Plate 2 suggests irony isn't dead, in a panel billboarding an Arnold Schwarzenegger movie against a soot-filled sky.
In that same plate, at right center top, Spiegelman and his wife, Francoise Mouly, seem all antennae, hearing the crash of the first plane as a red "Roarrrrrrrr!!."
The planes in the picture and in our recollection of that day's world collapse simultaneously, freezing the Spiegelmans (she's the New Yorker's art director) in the frame. As in an Egyptian frieze, background and foreground merge, the humans flattened by the dread of the moment.
Spiegelman realizes his daughter, Nadja, is at school at the foot of the towers, and he must rescue her. He and Mouly rush through town to reach her; in temporarily overcoming his nicotine habit, Spiegelman becomes the mouse from the "Maus" books, a Jew who mentally twins the smell of Manhattan soot with the smoke of Auschwitz gas chambers.

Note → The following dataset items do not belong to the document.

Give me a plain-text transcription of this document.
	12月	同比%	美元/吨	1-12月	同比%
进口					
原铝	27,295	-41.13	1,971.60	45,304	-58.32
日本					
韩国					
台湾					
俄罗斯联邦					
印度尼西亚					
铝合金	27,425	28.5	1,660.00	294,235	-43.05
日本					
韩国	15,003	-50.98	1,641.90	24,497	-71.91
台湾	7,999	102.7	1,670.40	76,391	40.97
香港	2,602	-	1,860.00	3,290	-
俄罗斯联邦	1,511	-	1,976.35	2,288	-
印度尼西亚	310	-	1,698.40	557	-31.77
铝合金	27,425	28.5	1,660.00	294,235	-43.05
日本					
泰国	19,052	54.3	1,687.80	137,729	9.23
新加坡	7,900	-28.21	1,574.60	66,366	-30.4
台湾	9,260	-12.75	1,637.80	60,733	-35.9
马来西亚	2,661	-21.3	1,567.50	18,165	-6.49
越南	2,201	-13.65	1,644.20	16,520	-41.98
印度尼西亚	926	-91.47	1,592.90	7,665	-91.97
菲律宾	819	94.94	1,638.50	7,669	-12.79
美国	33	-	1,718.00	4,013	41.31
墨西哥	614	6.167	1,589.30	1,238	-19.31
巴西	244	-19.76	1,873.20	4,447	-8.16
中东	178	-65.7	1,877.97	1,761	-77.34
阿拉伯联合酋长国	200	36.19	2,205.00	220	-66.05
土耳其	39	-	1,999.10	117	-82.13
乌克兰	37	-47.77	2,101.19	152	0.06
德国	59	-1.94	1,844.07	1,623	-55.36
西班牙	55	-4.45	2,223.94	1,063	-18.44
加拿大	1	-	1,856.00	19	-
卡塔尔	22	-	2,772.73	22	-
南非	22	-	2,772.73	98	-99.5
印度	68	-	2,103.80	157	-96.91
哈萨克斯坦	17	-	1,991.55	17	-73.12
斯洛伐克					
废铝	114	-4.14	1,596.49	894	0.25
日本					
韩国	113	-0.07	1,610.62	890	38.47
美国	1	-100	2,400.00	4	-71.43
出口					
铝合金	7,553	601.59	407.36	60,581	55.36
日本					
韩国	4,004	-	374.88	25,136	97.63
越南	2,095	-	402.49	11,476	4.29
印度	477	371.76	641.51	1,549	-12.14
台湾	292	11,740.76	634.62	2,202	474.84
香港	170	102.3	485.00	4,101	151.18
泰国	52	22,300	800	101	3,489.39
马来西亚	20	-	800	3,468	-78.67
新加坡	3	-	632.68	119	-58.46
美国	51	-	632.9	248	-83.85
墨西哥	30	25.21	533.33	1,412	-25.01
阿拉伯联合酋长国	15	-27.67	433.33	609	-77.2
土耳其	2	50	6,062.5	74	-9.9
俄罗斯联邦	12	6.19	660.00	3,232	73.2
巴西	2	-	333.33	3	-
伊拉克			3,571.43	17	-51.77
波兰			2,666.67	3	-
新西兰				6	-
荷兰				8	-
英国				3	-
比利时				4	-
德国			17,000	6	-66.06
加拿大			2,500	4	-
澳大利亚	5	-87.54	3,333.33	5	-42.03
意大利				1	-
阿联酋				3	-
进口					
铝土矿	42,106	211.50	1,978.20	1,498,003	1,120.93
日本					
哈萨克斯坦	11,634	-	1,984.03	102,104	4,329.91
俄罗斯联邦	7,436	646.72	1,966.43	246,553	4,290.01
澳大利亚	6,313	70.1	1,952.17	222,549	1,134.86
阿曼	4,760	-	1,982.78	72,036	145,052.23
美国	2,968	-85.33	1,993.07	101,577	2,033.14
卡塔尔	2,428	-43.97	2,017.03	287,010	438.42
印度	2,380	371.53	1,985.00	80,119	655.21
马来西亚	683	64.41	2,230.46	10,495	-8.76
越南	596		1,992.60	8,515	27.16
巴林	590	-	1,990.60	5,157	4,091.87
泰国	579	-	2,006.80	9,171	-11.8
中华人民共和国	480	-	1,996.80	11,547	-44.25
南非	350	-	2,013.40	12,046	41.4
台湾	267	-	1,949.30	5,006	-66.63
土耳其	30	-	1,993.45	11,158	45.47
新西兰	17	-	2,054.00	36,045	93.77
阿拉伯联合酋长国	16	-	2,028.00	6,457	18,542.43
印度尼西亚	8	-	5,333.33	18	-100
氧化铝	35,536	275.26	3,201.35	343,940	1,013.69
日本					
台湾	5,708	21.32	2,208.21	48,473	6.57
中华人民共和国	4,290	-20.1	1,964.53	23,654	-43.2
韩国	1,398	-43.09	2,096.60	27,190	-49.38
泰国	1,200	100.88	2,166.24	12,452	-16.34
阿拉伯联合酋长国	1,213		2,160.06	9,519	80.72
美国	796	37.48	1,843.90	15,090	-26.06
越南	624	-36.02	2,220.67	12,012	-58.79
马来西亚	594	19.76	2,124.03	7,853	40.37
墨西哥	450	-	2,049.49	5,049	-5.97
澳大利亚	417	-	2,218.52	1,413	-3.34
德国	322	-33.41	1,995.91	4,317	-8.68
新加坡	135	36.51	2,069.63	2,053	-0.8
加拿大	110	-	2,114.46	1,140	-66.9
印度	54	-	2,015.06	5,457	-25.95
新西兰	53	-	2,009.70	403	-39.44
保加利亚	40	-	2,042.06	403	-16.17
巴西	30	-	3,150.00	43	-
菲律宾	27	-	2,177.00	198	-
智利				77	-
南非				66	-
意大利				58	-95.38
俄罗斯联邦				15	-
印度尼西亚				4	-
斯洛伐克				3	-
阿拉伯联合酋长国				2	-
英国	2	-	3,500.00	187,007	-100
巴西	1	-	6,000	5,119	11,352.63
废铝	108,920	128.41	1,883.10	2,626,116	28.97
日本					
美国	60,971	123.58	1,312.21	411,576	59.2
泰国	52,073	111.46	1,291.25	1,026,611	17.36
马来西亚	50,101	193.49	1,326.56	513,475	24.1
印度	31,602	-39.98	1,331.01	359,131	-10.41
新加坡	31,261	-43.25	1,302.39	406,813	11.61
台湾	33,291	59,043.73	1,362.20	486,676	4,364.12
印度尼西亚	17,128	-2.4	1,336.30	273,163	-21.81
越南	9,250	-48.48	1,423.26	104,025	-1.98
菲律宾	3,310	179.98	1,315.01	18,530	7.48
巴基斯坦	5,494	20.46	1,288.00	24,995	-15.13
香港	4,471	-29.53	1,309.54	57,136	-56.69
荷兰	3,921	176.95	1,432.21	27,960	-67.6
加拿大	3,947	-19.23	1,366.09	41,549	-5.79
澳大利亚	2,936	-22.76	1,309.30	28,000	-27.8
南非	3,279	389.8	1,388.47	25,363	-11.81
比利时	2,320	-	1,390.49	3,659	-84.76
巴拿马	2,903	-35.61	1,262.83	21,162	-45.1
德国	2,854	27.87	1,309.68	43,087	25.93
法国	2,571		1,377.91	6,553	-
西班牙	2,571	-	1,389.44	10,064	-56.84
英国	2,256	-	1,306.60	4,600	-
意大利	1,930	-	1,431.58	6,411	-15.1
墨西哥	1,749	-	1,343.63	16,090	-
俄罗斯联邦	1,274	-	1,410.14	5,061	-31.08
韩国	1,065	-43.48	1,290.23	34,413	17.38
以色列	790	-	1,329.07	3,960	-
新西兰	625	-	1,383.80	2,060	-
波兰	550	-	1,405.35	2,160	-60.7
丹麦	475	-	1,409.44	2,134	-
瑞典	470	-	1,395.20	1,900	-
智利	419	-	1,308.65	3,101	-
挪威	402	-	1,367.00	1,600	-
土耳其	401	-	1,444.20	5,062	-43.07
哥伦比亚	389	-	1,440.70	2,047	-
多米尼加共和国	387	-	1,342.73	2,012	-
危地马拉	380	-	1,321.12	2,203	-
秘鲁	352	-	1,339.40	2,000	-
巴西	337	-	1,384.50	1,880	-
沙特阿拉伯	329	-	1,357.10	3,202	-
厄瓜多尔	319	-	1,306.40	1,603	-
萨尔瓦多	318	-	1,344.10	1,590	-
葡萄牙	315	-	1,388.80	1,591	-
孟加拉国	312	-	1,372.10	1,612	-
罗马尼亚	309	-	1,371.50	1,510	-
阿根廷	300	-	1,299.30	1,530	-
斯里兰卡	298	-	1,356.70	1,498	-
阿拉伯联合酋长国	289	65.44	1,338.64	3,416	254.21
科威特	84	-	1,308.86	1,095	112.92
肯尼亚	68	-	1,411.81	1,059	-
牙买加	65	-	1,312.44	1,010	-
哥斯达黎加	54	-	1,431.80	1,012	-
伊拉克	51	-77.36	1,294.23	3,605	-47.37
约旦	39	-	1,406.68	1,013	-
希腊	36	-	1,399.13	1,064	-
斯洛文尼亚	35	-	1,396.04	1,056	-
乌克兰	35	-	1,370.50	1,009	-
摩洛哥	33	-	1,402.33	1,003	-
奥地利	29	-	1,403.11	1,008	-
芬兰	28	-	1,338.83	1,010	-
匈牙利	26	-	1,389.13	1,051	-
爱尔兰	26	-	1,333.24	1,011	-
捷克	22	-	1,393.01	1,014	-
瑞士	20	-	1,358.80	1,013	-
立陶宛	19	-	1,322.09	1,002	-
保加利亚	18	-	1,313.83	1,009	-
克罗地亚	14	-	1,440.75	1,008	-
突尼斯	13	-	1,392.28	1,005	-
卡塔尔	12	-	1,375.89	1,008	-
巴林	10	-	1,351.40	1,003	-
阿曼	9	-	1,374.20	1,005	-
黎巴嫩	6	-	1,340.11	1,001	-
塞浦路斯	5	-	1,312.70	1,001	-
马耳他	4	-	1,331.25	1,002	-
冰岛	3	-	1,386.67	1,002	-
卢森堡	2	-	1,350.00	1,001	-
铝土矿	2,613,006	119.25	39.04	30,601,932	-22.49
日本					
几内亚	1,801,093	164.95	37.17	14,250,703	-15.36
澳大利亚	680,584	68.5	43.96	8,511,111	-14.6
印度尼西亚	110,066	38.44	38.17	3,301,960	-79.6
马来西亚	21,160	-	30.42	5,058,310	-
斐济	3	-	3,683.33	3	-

These ghastly aromas lead Spiegelman/Maus to figure that if cigarettes won't kill him, the nation's poor air quality will. All of which give his paranoia credence.
"In the Shadow" is about overcoming paranoia, about coming to terms with a world in which news rolls over the computer screen to be instantly commercialized.
The world Spiegelman so vividly and lovingly depicts is one in which rhetoric trumps passion, in which terrorist attacks become ads for war recruitment and in which he finds himself living in the "state of alienation," a country he says cries out for a third party -- but not the "Ostrich Party" of the R. Crumb-like Panel 5 centerpiece.
Spiegelman treats Washington as a separate nation. It's a New York scold of the current administration, and it's also a profound act of engagement.
He had quit creating comics for much of the '90s, and at the turn of the century he quit The New Yorker, which he viewed as too complacent.
"In the Shadow" puts Spiegelman back, garish, powerful and ticked off, in the polemics game.